A day after the disappearance, a woman named Nichol Kessinger contacted the sheriff's office after seeing Watts on the news, the Denver Post reported. She told investigators that she had been dating him for several weeks, under the impression that he was in the process of finalising a divorce and moving out with his daughters.
At today's hearing, the district attorney alleged that Shanann Watts had been trying to save the marriage for weeks - texting her husband and buying self-help books, even as he shopped for jewellery and holiday spots to take his "new love".
"His motive was simple, your honour," Rourke said. "He had a desire for a fresh start."
Police arrested Watts after interviewing Kessinger, and soon announced that he had confessed to killing Shanann in "a rage" - claiming he had walked in on his wife as she was strangling their two girls, too late to save them.
An investigation proved this a lie, too, Rourke said.
"The man seated to my right smothered his daughters," he said, as Watts looked down at his handcuffs, one leg occasionally shaking beneath the table.

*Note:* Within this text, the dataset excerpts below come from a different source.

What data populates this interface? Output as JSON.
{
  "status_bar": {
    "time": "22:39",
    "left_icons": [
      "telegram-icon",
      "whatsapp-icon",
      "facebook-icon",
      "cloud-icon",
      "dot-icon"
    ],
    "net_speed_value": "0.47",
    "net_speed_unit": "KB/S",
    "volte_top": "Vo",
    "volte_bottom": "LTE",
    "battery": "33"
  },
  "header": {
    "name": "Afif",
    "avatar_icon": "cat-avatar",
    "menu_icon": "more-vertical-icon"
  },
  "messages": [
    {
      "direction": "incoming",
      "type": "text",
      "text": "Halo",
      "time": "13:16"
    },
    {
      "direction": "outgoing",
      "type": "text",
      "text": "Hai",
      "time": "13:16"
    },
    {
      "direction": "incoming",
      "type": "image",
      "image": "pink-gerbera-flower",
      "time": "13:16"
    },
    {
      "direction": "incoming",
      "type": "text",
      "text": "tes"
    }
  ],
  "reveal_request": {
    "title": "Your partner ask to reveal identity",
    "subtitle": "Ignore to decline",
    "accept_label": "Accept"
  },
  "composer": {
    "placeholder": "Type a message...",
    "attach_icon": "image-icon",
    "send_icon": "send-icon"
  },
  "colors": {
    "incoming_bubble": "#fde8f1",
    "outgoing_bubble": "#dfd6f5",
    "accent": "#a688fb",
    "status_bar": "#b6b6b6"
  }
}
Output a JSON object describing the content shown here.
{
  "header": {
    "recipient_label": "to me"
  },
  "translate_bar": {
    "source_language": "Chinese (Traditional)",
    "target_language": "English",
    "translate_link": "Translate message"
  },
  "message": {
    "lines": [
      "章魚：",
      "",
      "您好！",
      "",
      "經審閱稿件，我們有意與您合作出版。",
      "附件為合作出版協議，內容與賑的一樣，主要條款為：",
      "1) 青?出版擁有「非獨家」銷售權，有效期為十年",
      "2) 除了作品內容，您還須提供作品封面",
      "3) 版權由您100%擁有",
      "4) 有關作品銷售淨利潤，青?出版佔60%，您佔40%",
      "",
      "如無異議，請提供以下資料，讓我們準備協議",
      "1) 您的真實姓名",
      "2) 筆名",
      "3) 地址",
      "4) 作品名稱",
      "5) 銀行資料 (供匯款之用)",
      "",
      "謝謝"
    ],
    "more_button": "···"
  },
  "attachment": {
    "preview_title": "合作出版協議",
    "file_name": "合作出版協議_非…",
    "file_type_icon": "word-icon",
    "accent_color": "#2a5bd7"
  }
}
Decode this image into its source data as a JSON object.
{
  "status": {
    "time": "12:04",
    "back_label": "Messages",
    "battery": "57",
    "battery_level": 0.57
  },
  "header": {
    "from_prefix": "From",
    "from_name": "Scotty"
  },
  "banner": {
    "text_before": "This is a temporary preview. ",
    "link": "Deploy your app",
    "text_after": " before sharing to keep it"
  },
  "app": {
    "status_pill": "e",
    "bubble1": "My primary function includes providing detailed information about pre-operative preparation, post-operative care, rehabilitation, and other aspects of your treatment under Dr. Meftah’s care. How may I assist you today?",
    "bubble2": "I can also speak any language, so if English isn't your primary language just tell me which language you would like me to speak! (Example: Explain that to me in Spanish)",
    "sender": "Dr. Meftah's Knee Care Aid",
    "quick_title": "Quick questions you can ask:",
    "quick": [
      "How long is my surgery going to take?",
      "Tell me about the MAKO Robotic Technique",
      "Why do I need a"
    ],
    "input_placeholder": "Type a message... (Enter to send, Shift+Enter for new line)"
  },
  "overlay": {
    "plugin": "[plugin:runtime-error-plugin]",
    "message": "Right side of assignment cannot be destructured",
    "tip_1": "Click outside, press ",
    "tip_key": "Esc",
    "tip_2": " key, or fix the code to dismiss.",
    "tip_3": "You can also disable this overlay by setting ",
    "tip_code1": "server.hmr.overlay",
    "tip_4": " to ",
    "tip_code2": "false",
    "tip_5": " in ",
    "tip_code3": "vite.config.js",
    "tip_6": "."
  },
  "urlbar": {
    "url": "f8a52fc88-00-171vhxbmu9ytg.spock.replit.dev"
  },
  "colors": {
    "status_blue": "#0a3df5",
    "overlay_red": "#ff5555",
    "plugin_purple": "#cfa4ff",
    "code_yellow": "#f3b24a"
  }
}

An autopsy found a cut in Bella's mouth, he said, suggesting that "she fought back for her life" and bit her tongue before she died.
Watts had been watching the girls while Shanann was out of town that weekend, and killed his wife shortly after she returned from the airport early in the morning of August 13.
A bruise in the shape of a finger mark on her neck told investigators that Watts had strangled her slowly and without resistance, Rourke told the court: "The horror she felt as the man she loved wrapped his hands around her throat and choked the life out of her must have been unimaginable."
"We begged them to spare your life because despite everything, we believe no one has the right to take the life of another, even someone like you," brother of Shannan Watts tells Christopher Watts, who is to be sentenced today https://t.co/BcMoBwjPUdpic.twitter.com/3ik6vONTj1
Besides pleading guilty this month to all three murders and causing the death of his unborn son, Nico, Watts admitted to tampering with their bodies.
Today, Rourke described how surveillance cameras showed Watts going back and forth between the house and his ute in the darkness that morning - loading up the corpses before he drove to a company oil field "to secrete away his family in a place he hoped they'd never be found".
He dug a hole for Shanann and the son she still carried inside her, and stuffed each of his daughters into a separate tank full of crude oil. Bella had to be shoved through the 20cm hatch, Rourke said, leaving a tuft of blonde hair on the side, which investigators in hazmat suits would later discover.
Cynthia and Ronnie Watts openly doubted that their son had really done all these things - even after he pleaded guilty to it all on November 6 in a plea deal that spared him the death penalty.
But today, as the couple addressed the court and their son, they asked only that Watts one day explain himself.
"If he was that happy and wanted a new start, get a divorce. You don't annihilate your family and throw them away like garbage," attorney says of Christopher Watts https://t.co/BcMoBwjPUdpic.twitter.com/fJEVfCQMpJ
"We love you and we forgive you, son," Cynthia Watts said, turning from the podium to look at him, though he still didn't raise his eyes. "We are forced to question everything. We still don't have all the answers, and I hope one day, Chris, you can help us."
Watts said only two words at the hearing - "no sir," when Judge Marcelo Kopcow asked if he had anything to say.
His in-laws, on the other hand, had much to say to him before he was escorted away to spend the rest of his life in prison.